The idea is to keep a running scorecard of a city's built environment. In part, this helps officials allocate resources efficiently and target buildings with particularly poor performance. The long-term goal in New York is to reduce greenhouse gas emissions by 30 percent by the year 2030.
This chart measures the median source EUI (energy use intensity — roughly equivalent to energy per square foot per year) across different building types. While special uses like hospitals and hotels score poorly in EUI, their influence is minimal compared to offices and especially to large apartment buildings. Courtesy: University of Pennsylvania/NYC Mayor's Office.

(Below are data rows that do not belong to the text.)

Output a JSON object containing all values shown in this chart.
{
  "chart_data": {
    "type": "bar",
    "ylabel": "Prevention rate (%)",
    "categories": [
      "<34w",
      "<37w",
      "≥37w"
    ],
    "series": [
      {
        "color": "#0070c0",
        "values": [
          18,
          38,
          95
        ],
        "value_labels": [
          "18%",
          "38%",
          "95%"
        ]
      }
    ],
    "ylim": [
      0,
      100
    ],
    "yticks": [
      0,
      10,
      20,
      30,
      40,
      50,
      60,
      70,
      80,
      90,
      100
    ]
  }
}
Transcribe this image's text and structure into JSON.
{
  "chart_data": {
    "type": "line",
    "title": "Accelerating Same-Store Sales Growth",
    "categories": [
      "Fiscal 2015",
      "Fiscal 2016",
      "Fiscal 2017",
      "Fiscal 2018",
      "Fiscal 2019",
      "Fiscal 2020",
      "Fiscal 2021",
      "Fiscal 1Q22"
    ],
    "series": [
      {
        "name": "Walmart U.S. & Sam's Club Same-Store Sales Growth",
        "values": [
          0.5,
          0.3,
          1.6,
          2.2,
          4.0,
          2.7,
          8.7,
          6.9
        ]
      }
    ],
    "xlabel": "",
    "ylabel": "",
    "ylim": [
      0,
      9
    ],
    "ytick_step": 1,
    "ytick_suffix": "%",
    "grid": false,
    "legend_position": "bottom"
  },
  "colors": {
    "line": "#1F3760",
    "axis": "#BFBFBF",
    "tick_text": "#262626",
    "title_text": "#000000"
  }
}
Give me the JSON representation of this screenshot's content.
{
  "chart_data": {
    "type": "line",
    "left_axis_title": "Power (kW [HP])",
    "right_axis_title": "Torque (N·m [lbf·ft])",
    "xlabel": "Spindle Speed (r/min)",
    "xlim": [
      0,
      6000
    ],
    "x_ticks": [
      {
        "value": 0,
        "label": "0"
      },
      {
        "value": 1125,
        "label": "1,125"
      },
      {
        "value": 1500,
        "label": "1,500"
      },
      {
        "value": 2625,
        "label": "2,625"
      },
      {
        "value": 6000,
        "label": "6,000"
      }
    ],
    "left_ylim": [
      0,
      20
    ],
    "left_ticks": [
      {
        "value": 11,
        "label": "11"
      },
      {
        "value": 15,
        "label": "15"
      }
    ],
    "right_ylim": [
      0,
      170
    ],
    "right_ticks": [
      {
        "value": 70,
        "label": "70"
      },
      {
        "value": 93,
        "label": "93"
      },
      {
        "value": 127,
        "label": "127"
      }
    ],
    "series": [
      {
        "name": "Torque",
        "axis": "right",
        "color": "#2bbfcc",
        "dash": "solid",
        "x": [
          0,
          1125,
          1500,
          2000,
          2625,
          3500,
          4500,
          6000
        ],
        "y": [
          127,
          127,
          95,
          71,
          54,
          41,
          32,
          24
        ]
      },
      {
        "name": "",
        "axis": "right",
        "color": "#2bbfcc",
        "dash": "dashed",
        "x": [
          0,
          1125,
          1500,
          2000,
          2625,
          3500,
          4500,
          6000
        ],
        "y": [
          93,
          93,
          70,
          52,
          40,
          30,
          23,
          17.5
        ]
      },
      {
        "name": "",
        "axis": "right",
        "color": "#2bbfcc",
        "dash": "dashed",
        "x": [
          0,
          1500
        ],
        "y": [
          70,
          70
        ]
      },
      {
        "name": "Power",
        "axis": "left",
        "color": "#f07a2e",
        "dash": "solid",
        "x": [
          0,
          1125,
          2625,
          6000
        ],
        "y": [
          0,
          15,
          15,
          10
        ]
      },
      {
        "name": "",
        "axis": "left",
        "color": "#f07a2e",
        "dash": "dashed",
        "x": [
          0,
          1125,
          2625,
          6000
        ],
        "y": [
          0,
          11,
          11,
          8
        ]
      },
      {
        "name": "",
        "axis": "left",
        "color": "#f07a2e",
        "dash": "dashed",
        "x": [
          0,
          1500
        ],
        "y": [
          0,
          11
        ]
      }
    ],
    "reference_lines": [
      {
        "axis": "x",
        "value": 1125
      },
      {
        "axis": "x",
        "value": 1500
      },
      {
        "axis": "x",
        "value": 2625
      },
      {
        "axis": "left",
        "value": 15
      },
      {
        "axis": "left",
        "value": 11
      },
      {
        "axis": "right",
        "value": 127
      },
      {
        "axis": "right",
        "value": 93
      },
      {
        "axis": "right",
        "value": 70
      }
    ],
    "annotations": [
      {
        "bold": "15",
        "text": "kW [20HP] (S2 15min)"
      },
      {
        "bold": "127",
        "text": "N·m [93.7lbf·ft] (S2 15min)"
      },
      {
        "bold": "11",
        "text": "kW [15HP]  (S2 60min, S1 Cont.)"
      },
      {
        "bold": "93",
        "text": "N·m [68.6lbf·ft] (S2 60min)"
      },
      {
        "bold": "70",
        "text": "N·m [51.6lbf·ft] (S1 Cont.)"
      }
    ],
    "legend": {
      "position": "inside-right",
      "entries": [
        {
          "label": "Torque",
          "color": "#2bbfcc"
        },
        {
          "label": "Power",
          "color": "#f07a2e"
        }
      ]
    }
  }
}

But beyond implementing certain sustainability requirements—the city is mandating that buildings upgrade lighting systems, for example—the hope is that the "benchmark" will become a tool for renters, owners and investors. For the first time, residents can access information about their own building's energy efficiency.
Going forward, buying a condo in New York will be like buying a Big Mac: you can see exactly what kind of energy consumption you are getting yourself into. This aspect of the plan has been celebrated by the Institute for Market Transformation, a non-profit that aims to promote the connection between energy efficiency and investment.
Just don't read the massive CO2 outputs of the city's largest buildings as a case against density. New York City's buildings are still slightly more energy-friendly than the national average.
A quick comparison of an apartment complex and a single-family home makes that clear. The landmark El Dorado, whose Art Deco facade rose above Central Park West in 1930, produces about 3,402 MtCO2e each year (metric tons of carbon dioxide equivalent). That may seem like a lot, but the skyscraper contains 216 apartments, which means each apartment produces on average 16 MtCO2 per year. The U.S. EPA estimates that the average single-family home produces 20 MtCO2 per year.
And as Wright points out, most buildings in New York probably do better. Generally speaking, zip codes with the highest median household incomes and largest floor areas (hello, Central Park West) reported some of the worst energy usage in the city. "You would think people who had the means to make improvements would be doing it," she says. "That's not what we're seeing."